Le second opus avait beau partir dans tous les sens, on avait encore à fond l’ADN du premier film, ici c’est clairement le film de trop qui fait plus opportuniste qu’autre chose (en gros, on enlève le titre et le fait que le héros s’appelle Mark, et ça n’a rien à voir avec ce qui a précédé). Après les divergences artistiques du second film, il est bien question d’un troisième film, une préquelle qui se déroulerait en pleine guerre de Vietnam, et que John Woo commence à écrire (base qui donnera donc
Une balle dans la tête), mais le réal et producteur n’arrivent pas à se mettre d’accord, et pendant que John Woo finit de faire exploser son style avec
The Killer, Tsui Hark passe derrière la caméra pour livrer ce dernier volet.
Le changement de réalisateur se ressent énormément, et autant c’est quelque chose qui pourrait aisément être acceptable si Tsui Hark imposait son propre style, autant là il semble bien gêné par l’absence de Woo, au point de le singer constamment, notamment dans l’action. Problème : malgré toutes ses qualités, Tsui n’est pas Woo, et quand on le voit tenter des fusillades avec des gros ralentis, sans qu’il ne comprenne que ce qui fait la force de l’action chez Woo, c’est le montage, ça devient vraiment gênant

. Côté action donc, c’est d’une mollesse absolue

, aucune scène ne ressort, il n’y a aucun rythme maîtrisé, aucun souffle, et ça devient encore plus embarrassant sur des scènes qui se veulent assez ambitieuses sur le papier, en témoigne le climax final avec le tank.
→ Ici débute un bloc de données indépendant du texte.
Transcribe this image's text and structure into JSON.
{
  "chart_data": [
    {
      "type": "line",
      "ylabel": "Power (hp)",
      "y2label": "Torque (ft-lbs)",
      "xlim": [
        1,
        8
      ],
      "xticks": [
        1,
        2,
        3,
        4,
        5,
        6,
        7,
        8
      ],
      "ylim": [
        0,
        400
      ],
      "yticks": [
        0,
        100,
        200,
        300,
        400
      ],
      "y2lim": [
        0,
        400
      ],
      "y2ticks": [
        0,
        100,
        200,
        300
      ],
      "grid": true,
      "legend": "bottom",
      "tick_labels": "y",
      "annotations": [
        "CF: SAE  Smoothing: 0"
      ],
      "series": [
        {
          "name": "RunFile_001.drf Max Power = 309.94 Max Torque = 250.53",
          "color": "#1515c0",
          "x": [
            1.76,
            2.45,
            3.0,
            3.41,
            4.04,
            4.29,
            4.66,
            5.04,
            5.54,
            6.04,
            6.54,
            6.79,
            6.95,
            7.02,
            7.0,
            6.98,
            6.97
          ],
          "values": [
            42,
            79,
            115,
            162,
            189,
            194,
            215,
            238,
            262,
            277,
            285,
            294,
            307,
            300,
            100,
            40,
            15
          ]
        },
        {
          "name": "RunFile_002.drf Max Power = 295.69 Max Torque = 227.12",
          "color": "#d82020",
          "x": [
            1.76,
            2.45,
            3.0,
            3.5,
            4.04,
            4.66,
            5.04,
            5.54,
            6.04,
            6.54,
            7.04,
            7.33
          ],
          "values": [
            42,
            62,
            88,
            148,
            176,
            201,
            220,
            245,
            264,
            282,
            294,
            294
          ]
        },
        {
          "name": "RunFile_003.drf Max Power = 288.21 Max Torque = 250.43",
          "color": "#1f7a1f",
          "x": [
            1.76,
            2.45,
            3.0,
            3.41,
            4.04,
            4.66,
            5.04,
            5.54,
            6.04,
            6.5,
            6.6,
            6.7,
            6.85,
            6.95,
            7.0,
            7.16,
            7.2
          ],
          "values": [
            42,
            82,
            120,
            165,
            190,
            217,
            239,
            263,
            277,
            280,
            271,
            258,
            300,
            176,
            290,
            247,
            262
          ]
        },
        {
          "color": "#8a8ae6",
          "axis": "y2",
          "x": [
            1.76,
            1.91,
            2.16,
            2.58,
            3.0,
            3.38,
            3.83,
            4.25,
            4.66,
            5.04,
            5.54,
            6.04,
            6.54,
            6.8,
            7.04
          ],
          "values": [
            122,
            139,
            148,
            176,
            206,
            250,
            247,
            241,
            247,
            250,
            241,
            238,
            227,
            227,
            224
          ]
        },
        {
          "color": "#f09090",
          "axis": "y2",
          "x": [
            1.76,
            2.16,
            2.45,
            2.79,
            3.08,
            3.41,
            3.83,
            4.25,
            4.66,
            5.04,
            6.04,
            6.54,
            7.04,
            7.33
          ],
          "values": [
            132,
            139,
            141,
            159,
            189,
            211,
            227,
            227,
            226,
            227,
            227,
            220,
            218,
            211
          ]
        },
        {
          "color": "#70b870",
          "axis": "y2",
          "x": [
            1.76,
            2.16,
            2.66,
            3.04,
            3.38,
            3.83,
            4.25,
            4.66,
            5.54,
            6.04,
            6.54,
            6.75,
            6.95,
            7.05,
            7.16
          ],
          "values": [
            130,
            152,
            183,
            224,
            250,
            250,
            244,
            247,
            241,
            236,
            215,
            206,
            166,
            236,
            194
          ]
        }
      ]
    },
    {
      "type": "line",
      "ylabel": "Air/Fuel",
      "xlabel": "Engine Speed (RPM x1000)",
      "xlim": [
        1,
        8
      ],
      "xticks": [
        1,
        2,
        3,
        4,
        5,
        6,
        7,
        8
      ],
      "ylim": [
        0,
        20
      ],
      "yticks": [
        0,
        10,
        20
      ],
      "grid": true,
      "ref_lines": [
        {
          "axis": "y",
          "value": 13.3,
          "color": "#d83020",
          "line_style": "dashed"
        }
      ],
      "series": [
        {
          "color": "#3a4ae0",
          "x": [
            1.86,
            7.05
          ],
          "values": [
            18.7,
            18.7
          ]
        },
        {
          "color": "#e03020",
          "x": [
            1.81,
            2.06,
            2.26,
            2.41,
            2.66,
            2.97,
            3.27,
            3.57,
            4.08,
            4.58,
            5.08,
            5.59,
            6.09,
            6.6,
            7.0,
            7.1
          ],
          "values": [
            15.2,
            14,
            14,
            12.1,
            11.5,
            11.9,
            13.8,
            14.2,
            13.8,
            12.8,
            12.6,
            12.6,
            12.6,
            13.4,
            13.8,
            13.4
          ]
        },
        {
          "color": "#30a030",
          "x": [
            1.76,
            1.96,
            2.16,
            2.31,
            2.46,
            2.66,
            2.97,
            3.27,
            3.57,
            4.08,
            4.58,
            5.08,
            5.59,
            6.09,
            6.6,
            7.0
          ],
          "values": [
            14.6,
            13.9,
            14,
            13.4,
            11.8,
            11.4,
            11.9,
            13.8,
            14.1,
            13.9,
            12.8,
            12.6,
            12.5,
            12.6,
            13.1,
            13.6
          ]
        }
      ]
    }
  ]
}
Le film se paye même la honte d’être beaucoup moins violent que les deux autres : quasiment aucune goutte de sang, pas d’impacts de balles même quand on tire à bout portant, ça amoindrit considérablement le peu de style qu’a le film

.
Même côté script c’est pas fou : on se plaint aujourd’hui des préquelles comme si c’était un concept relativement récent, mais déjà à l’époque Tsui Hark cherchait à faire un film entier pour expliquer comment Mark est devenu le personnage du premier film, avec love story à l’appui, remise des lunettes et du manteau pour faire style “t’as vu en fait y’a un symbole derrière ces objets”. Le problème étant qu’à part ça, ça n’a rien à raconter, les nombreux nouveaux personnages sont introduits n’importe comment, on se tape un sacré ventre mou lorsqu’on retourne à Hong Kong, et puis ça manque désespérément d’enjeux, j’ai vraiment suivi l’ensemble avec très peu d’intérêt, dans l’attente d’une storyline qui m’accroche enfin. Reste du coup le casting qui fait le taf, une BO avec des thèmes pas trop mal, quelques plans par-ci par là, la séquence finale, et une scène vers la fin qui m’a fait marrer car il y a un gros plagiat d’une musique de Star Wars, et pas du tout dissimulé

. Pas honteux, mais clairement anecdotique, et pas du tout indispensable pour quiconque aime les deux précédents.